Abstract
Time savings and bit longevity is one of the major challenges in Coal Seam Gas unconventional fields Onshore Queensland. Maximize rate of penetration based on best drilling parameter was the key target to tackle these issues. The dataset was accumulated from more than 80 bits run. A supervised machine-learning algorithm was used to classify drilling parameters that increase ROP and bit endurance. To achieve this goal, our focus was on a) optimizing PDC bit design, drilling hydraulics and b) developing a Drillers Roadmap to ensure optimal parameters were run in the field.
Operator and Service Company worked closely to select two PDC frames and benchmark performance between them. A novel approach was then taken to capture the rig sensors data. These steps were as follows: Capture big data using sensors integrated on the rig to produce drilling parameters data sets. An algorithm to clean large data sets with the use of Python Pandas libraries was created. Using supervised machine learning and clustering the data to identify which drilling parameters gave the best results. Process the data set using visualization tools to develop heat maps vs depth for each of the drilling parameters (WOB, RPM, flow rates and Torque). Create a Drillers Roadmap identify drilling parameter trends by depth and provide a "sweet spot" based on machine learning for fine tuning operational window.

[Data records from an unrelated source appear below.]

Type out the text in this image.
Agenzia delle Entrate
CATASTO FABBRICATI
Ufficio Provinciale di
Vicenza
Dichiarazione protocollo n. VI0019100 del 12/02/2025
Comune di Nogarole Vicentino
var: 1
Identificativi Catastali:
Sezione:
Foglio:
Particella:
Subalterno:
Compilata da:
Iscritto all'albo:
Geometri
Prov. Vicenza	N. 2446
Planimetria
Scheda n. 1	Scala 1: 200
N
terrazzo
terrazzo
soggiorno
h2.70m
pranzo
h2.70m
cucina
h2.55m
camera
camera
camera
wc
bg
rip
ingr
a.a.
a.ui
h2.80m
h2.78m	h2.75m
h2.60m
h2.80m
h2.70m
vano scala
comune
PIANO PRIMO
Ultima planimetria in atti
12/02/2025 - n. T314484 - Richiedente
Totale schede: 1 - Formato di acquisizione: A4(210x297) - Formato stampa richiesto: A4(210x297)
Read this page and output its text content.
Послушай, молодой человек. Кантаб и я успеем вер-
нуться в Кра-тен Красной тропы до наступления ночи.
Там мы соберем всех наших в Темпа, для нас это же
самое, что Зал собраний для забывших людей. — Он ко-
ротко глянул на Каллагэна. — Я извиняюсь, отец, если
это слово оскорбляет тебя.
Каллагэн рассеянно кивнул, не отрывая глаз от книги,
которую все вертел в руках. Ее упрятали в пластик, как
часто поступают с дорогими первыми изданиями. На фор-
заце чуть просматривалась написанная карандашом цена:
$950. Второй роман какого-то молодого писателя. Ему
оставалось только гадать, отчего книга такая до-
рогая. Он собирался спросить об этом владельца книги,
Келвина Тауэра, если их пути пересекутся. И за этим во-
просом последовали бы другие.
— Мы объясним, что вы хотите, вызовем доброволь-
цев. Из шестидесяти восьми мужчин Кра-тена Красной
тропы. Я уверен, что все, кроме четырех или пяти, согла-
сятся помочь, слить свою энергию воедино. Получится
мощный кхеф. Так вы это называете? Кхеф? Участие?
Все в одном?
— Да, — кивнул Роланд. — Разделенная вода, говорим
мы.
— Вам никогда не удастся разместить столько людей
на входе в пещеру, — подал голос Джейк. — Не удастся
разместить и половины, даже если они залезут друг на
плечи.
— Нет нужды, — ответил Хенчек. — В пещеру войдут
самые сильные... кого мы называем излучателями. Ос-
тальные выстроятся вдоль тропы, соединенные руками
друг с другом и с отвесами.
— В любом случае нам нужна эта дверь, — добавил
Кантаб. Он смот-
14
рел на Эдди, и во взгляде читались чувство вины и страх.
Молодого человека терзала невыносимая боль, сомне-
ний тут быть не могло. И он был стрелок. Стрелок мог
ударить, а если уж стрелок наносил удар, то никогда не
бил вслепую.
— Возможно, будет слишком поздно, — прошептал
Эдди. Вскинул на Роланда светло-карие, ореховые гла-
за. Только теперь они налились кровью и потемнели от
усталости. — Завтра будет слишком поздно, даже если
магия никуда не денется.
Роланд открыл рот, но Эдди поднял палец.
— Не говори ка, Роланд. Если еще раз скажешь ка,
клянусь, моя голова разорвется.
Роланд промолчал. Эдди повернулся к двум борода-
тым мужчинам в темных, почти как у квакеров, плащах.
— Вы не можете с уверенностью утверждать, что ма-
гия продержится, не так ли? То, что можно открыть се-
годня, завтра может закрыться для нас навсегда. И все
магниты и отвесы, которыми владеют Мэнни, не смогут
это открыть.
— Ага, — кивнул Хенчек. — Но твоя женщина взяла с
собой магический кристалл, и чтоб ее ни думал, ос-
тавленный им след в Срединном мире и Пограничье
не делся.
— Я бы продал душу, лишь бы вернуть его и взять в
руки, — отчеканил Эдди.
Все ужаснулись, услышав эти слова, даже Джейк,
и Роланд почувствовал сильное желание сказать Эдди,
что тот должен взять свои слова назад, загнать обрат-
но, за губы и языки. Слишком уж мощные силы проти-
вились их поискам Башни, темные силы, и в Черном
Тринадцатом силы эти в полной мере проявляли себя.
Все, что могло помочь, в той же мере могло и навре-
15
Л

A formal process for optimizing performance was developed. After 6 wells, optimal operating ranges were identified. This process leads the driller to respond to changes in formation and deliver more consistent drilling performance with excellent results. ROP increased from 50m/hr to 150m/hr, driven by improved ROP in the lower section of the well. Time saving of more than 150hrs for the drilling campiagn. Refine PDC bit designs based on optimized parameters, therefore improving bit life through cutter and hydraulic enhancements.
The innovation of this methodology is to gather drilling information, cleaning the data with Python using Pandas library thus making this process more efficient. After the data files were clean and QAQC, a supervised machine Learning algorithm was used to optimize ROP's by taking drilling datasets and fine-tuning the parameters (WOB, RPM, Flow rate) using drilling dynamics (vibration) and MSE models. Finally, innovative visualizations (heat maps) were produced in order to give a clear insight of the drilling information gathered by the rig sensors to the company men and drillers.